La obsesión de Adrián con Mel Zelaya estaba llegando demasiado lejos; no había forma de explicarle que no era el Che Guevara de su generación, acaso ni siquiera el J.F.Kennedy de nuestra época; era un honesto político liberal en una de las repúblicas más miserables de Centroamérica. Adrián quedó sumamente afectado al presenciar por Telezurdo la caída de su ídolo, a quien ninguno de nosotros apreciaba especialmente, más allá de la eventual simpatía que podía despertarnos. Para nuestro amigo, sin embargo, el sombrero ranchero y el bigote espeso, únicas características destacables de la figura en cuestión, se volvieron tan icónicas como la gorra militar y la barba del argentino protagonista de la revolución isleña a fines de los ’50. ¡El cretino de pronto apareció con un tatuaje de Zelaya en el abrazo, incluso! Un zapallo de primera, el tipo.

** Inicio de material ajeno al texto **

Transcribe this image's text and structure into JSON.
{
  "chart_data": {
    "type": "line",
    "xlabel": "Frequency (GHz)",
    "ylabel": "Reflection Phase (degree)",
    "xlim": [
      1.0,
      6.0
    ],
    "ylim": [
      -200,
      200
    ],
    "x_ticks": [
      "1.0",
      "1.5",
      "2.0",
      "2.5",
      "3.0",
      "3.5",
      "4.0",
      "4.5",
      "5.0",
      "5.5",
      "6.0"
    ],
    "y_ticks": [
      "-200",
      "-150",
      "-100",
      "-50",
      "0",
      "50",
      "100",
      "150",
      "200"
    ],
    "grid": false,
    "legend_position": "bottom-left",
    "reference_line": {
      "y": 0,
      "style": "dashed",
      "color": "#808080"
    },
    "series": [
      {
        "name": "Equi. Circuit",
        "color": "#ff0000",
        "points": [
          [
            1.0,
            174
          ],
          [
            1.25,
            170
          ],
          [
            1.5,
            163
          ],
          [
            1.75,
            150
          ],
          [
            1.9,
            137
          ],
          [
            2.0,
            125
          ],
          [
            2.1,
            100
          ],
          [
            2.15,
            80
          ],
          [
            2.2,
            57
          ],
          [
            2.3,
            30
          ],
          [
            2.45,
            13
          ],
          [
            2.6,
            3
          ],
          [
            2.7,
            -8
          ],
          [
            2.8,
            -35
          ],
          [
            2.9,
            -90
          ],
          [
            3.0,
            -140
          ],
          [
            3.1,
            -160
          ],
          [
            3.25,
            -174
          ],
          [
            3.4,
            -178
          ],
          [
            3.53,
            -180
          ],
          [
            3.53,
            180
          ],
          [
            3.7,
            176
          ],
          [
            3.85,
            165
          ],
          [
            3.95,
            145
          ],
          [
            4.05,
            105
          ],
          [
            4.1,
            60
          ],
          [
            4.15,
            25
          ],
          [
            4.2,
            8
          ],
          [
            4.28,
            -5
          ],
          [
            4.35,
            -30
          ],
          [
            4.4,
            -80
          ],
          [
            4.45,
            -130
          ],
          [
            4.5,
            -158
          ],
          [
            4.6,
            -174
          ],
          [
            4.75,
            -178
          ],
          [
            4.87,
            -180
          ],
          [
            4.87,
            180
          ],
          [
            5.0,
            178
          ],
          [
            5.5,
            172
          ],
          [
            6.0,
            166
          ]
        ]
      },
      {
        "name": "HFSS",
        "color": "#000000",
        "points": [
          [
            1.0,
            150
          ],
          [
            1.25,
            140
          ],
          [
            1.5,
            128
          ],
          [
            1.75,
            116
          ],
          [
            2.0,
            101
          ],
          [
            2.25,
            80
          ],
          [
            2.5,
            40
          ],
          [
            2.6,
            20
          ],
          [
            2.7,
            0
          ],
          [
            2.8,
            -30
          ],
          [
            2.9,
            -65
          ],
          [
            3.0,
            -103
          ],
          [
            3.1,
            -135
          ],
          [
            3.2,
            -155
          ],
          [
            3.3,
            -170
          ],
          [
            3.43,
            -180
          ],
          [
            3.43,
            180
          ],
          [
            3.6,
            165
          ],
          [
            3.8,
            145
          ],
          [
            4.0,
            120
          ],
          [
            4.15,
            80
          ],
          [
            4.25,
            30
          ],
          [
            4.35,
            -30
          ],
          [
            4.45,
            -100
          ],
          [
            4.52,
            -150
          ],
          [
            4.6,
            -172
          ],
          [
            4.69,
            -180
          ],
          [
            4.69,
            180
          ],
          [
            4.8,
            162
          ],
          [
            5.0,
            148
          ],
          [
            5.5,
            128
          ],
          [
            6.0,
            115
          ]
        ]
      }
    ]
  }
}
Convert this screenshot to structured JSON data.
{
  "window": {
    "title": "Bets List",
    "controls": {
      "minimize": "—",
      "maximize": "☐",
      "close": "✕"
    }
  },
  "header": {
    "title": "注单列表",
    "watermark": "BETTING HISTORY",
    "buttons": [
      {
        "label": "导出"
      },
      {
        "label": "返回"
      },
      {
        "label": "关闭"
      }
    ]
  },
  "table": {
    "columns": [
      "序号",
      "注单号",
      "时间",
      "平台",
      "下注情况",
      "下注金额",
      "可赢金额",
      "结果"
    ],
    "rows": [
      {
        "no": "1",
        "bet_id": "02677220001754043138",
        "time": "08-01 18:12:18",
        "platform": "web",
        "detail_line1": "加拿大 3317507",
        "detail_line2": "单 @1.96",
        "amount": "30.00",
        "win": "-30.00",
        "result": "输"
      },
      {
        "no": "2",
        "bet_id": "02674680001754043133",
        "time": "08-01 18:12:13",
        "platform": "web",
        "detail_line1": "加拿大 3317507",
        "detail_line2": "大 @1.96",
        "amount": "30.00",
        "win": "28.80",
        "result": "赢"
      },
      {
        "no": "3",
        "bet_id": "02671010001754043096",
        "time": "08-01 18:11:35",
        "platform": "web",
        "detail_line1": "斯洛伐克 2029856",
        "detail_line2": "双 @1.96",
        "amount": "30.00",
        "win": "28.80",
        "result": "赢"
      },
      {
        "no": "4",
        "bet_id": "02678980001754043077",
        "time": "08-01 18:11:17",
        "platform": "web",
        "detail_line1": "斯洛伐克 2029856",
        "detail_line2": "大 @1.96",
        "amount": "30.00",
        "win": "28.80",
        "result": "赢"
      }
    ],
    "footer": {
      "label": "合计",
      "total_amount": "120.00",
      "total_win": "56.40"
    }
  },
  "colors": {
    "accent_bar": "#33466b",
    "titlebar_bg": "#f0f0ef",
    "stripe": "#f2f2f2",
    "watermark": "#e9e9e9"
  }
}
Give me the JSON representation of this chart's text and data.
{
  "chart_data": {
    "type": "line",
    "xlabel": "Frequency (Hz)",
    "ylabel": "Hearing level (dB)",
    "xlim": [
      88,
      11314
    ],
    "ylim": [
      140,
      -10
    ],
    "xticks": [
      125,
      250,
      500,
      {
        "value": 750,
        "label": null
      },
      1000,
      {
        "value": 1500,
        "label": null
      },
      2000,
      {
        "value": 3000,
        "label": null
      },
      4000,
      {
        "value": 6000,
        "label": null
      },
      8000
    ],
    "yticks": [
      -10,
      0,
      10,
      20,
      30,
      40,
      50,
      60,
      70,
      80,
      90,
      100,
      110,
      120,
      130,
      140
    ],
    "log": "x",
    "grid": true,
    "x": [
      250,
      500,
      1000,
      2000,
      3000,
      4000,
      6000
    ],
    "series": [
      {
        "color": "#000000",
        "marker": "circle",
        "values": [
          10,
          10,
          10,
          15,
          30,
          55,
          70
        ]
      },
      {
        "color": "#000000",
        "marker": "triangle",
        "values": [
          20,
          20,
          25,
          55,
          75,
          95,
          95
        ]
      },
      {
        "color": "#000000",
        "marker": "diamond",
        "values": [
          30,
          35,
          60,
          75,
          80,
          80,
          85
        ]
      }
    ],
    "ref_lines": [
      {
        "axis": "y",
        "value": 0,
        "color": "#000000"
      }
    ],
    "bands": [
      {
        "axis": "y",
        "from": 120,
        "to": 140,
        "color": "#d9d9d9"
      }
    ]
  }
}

Mi amigo, además, tenía novia, Karen, con quien planeaba casarse a fines del 2009; recordemos que los acontecimientos narrados tuvieron lugar entre la asunción del presidente en 2006 y su forzada salida del cargo antes de culminar el mandato, ese fatídico (para nosotros y Karen tanto como para Honduras) setiembre de 2009. Adrián y Karen se conocieron en la facultad de medicina (cómo no), se hicieron amigos, empezaron a salir, pegaron onda vaya uno a saber por qué (a la muchacha le resultaba absolutamente indiferente el destino político de nuestros pueblos y de la humanidad toda, en tanto el Adri se sentía bastante atraído por los procesos de cambio multiétnico, originario y neohippie que estaban ocurriendo en el continente; también le interesaban los tambores afro, la ecología, los derechos de animales/gay/trans/plantas orgánicas y quién sabe cuánta otra sustancia de esa índole -fin de esta por demás larga e informativa digresión-) y se hicieron novios, todo eso durante los poco socialistas primeros tiempos del gobierno de Zelaya, por quien ni la CNN daba dos mangos para derrocar. La chiquilina, además, era linda, simpática, elocuente, divertida, ¡un encanto! Lo opuesto a Mel Zelaya, pensaría uno sin conocerlo en persona y sin la menor intención de ofender a un estadista de su talla, desde luego, que algunas condiciones reunirá para alcanzar la mayoría en una elección libre y democrática y la puta que lo parió, pero a César lo que es del César y a Mel lo que es de Mel.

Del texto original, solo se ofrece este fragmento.